Method Two: Using GPT-4
If you have a paid ChatGPT Plus account ($20/month) then you can use the more powerful GPT-4 model which offers an ‘upload file’ button.
Using GPT-4, you can write your prompt outlining the task, and then upload the additional documents before you submit the request. Your prompt can be simpler because the files will already be attached.
“Summarize these documents into a single report.”
You can upload most common document formats (text, word, excel, PDF, PowerPoint) and GPT-4 will be able to read and analyze the contents. You can load about six documents (depending on their size) that the GPT-4 model will be able to use.
Each time you start a new chat you can re-load the same or different documents so this approach is very adaptable to a variety of tasks.
Method Three: Create a Custom GPT
For some common tasks, you’ll need to upload the same documents every time you start a new chat — for instance, loading your strategic plan as a reference or providing a style guide before writing a fundraising appeal or newsletter. For these repetitive tasks, you can create a Custom GPT — a new feature that was added to ChatGPT in late 2023.
A Custom GPT allows you to set up a library of reference documents and instructions that are automatically loaded each time you start a new chat.
You only need to write a prompt outlining the task and the Custom GPT will automatically add the reference documents.
“Use this outline to write a newsletter.”
(Your Custom GPT will automatically load and use the style and branding guides that you previously loaded into its document library)
This is where we can really start to see the promise of ChatGPT-powered workflows, turning time-consuming processing tasks into simple point-click commands.
I’ve used the Custom GPT feature to build a Fundraising Appeal Evaluator with a library of best-practice fundraising guidelines, and a scoring matrix. You only need to cut/paste or upload text from a fundraising appeal and it will reply with an evaluation of strengths, areas for improvement, DEI assessment, and an 8-point score based on fundraising best practices.

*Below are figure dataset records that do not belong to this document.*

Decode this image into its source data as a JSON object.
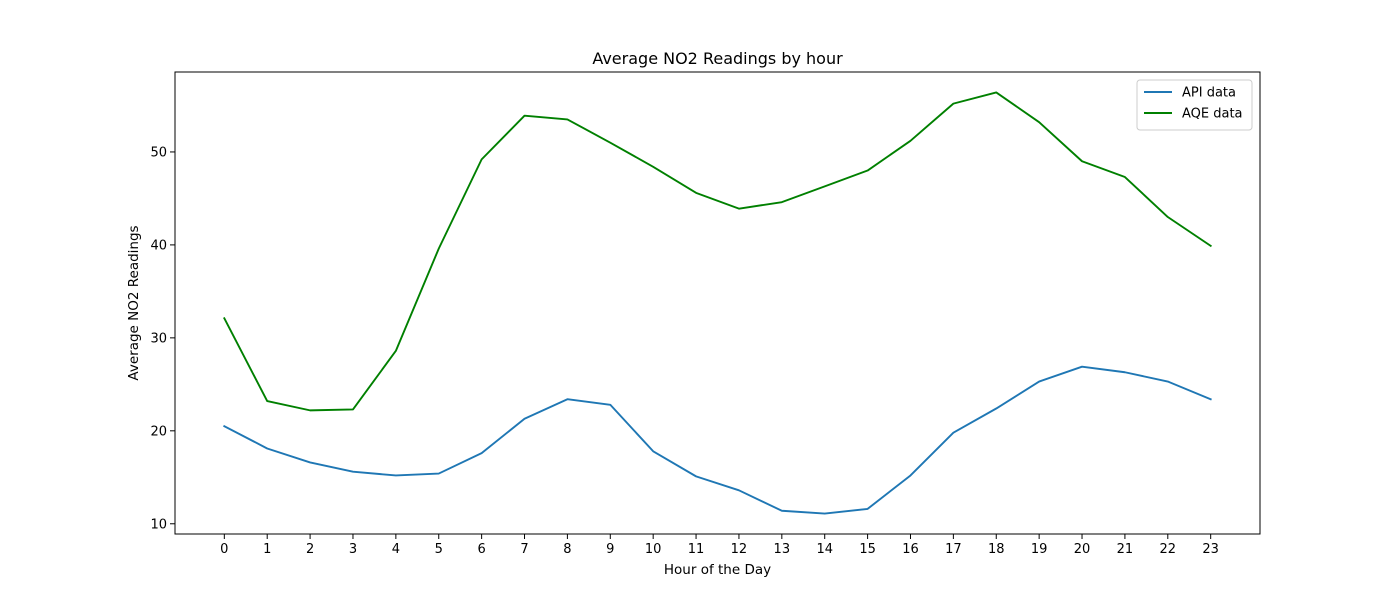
{
  "chart_data": {
    "type": "line",
    "title": "Average NO2 Readings by hour",
    "xlabel": "Hour of the Day",
    "ylabel": "Average NO2 Readings",
    "x": [
      0,
      1,
      2,
      3,
      4,
      5,
      6,
      7,
      8,
      9,
      10,
      11,
      12,
      13,
      14,
      15,
      16,
      17,
      18,
      19,
      20,
      21,
      22,
      23
    ],
    "xlim": [
      -1.15,
      24.15
    ],
    "ylim": [
      8.9,
      58.6
    ],
    "yticks": [
      10,
      20,
      30,
      40,
      50
    ],
    "grid": false,
    "legend_position": "upper right",
    "series": [
      {
        "name": "API data",
        "color": "#1f77b4",
        "values": [
          20.5,
          18.1,
          16.6,
          15.6,
          15.2,
          15.4,
          17.6,
          21.3,
          23.4,
          22.8,
          17.8,
          15.1,
          13.6,
          11.4,
          11.1,
          11.6,
          15.2,
          19.8,
          22.4,
          25.3,
          26.9,
          26.3,
          25.3,
          23.4
        ]
      },
      {
        "name": "AQE data",
        "color": "#008000",
        "values": [
          32.1,
          23.2,
          22.2,
          22.3,
          28.6,
          39.6,
          49.2,
          53.9,
          53.5,
          51.0,
          48.4,
          45.6,
          43.9,
          44.6,
          46.3,
          48.0,
          51.2,
          55.2,
          56.4,
          53.2,
          49.0,
          47.3,
          43.0,
          39.9
        ]
      }
    ]
  }
}
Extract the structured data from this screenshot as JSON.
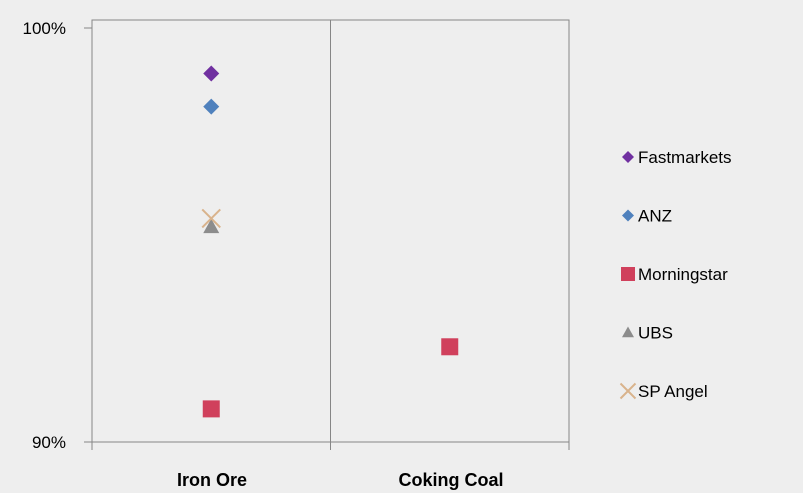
{
  "chart_data": {
    "type": "scatter",
    "title": "",
    "xlabel": "",
    "ylabel": "",
    "categories": [
      "Iron Ore",
      "Coking Coal"
    ],
    "y_tick_labels": [
      "100%",
      "90%"
    ],
    "ylim": [
      90,
      100
    ],
    "grid": true,
    "legend_position": "right",
    "series": [
      {
        "name": "Fastmarkets",
        "marker": "diamond",
        "color": "#7030A0",
        "values": [
          98.9,
          null
        ]
      },
      {
        "name": "ANZ",
        "marker": "diamond",
        "color": "#4F81BD",
        "values": [
          98.1,
          null
        ]
      },
      {
        "name": "Morningstar",
        "marker": "square",
        "color": "#D0405C",
        "values": [
          90.8,
          92.3
        ]
      },
      {
        "name": "UBS",
        "marker": "triangle",
        "color": "#8C8C8C",
        "values": [
          95.2,
          null
        ]
      },
      {
        "name": "SP Angel",
        "marker": "x",
        "color": "#D9B38C",
        "values": [
          95.4,
          null
        ]
      }
    ]
  }
}
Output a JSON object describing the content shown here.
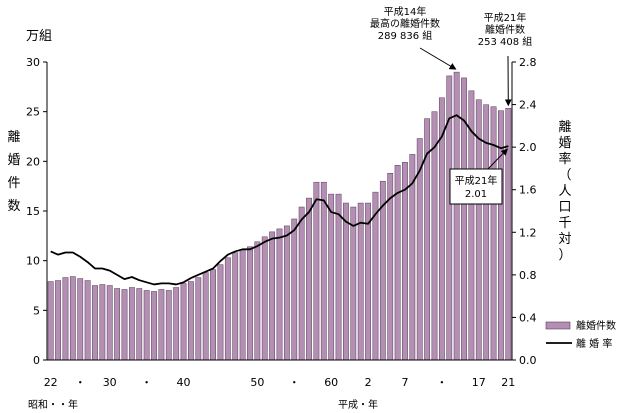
{
  "chart_data": {
    "type": "bar",
    "title": "",
    "left_unit": "万組",
    "left_axis_label": [
      "離",
      "婚",
      "件",
      "数"
    ],
    "right_axis_label": [
      "離",
      "婚",
      "率",
      "（",
      "人",
      "口",
      "千",
      "対",
      "）"
    ],
    "xlabel_showa": "昭和・・年",
    "xlabel_heisei": "平成・年",
    "x_ticks": [
      "22",
      "・",
      "30",
      "・",
      "40",
      "50",
      "・",
      "60",
      "2",
      "7",
      "・",
      "17",
      "21"
    ],
    "ylim_left": [
      0,
      30
    ],
    "ylim_right": [
      0,
      2.8
    ],
    "yticks_left": [
      "0",
      "5",
      "10",
      "15",
      "20",
      "25",
      "30"
    ],
    "yticks_right": [
      "0.0",
      "0.4",
      "0.8",
      "1.2",
      "1.6",
      "2.0",
      "2.4",
      "2.8"
    ],
    "categories": [
      "S22",
      "S23",
      "S24",
      "S25",
      "S26",
      "S27",
      "S28",
      "S29",
      "S30",
      "S31",
      "S32",
      "S33",
      "S34",
      "S35",
      "S36",
      "S37",
      "S38",
      "S39",
      "S40",
      "S41",
      "S42",
      "S43",
      "S44",
      "S45",
      "S46",
      "S47",
      "S48",
      "S49",
      "S50",
      "S51",
      "S52",
      "S53",
      "S54",
      "S55",
      "S56",
      "S57",
      "S58",
      "S59",
      "S60",
      "S61",
      "S62",
      "S63",
      "H1",
      "H2",
      "H3",
      "H4",
      "H5",
      "H6",
      "H7",
      "H8",
      "H9",
      "H10",
      "H11",
      "H12",
      "H13",
      "H14",
      "H15",
      "H16",
      "H17",
      "H18",
      "H19",
      "H20",
      "H21"
    ],
    "series": [
      {
        "name": "離婚件数",
        "axis": "left",
        "color": "#b38fb3",
        "values": [
          7.9,
          8.0,
          8.3,
          8.4,
          8.2,
          8.0,
          7.5,
          7.6,
          7.5,
          7.2,
          7.1,
          7.3,
          7.2,
          7.0,
          6.9,
          7.1,
          7.0,
          7.3,
          7.7,
          7.9,
          8.3,
          8.8,
          9.1,
          9.6,
          10.3,
          10.8,
          11.1,
          11.4,
          11.9,
          12.4,
          12.9,
          13.2,
          13.5,
          14.2,
          15.4,
          16.3,
          17.9,
          17.9,
          16.7,
          16.7,
          15.8,
          15.4,
          15.8,
          15.8,
          16.9,
          18.0,
          18.8,
          19.6,
          19.9,
          20.7,
          22.3,
          24.3,
          25.0,
          26.4,
          28.6,
          28.98,
          28.4,
          27.1,
          26.2,
          25.7,
          25.5,
          25.1,
          25.34
        ]
      },
      {
        "name": "離婚率",
        "axis": "right",
        "color": "#000000",
        "values": [
          1.02,
          0.99,
          1.01,
          1.01,
          0.97,
          0.92,
          0.86,
          0.86,
          0.84,
          0.8,
          0.76,
          0.78,
          0.75,
          0.73,
          0.71,
          0.72,
          0.72,
          0.71,
          0.73,
          0.77,
          0.8,
          0.83,
          0.86,
          0.93,
          0.99,
          1.02,
          1.04,
          1.04,
          1.07,
          1.11,
          1.14,
          1.15,
          1.17,
          1.22,
          1.32,
          1.39,
          1.51,
          1.5,
          1.39,
          1.37,
          1.3,
          1.26,
          1.29,
          1.28,
          1.37,
          1.45,
          1.52,
          1.57,
          1.6,
          1.66,
          1.78,
          1.94,
          2.0,
          2.1,
          2.27,
          2.3,
          2.25,
          2.15,
          2.08,
          2.04,
          2.02,
          1.99,
          2.01
        ]
      }
    ],
    "legend": {
      "placement": "bottom-right",
      "items": [
        "離婚件数",
        "離 婚 率"
      ]
    },
    "annotations": [
      {
        "lines": [
          "平成14年",
          "最高の離婚件数",
          "289 836 組"
        ]
      },
      {
        "lines": [
          "平成21年",
          "離婚件数",
          "253 408 組"
        ]
      },
      {
        "lines": [
          "平成21年",
          "2.01"
        ]
      }
    ],
    "grid": false
  }
}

It’s free to use here: but you will need a ChatGPT Plus account (paid) to try it out.
We’re still very much in the early days of AI, but with new tools like Custom GPTs, we’re getting a glimpse at how our work routines could be significantly transformed by AI. A lot remains to be seen — and learned — as we move into our second year of AI in our workplaces. We’re probably still underestimating its impact in the long run.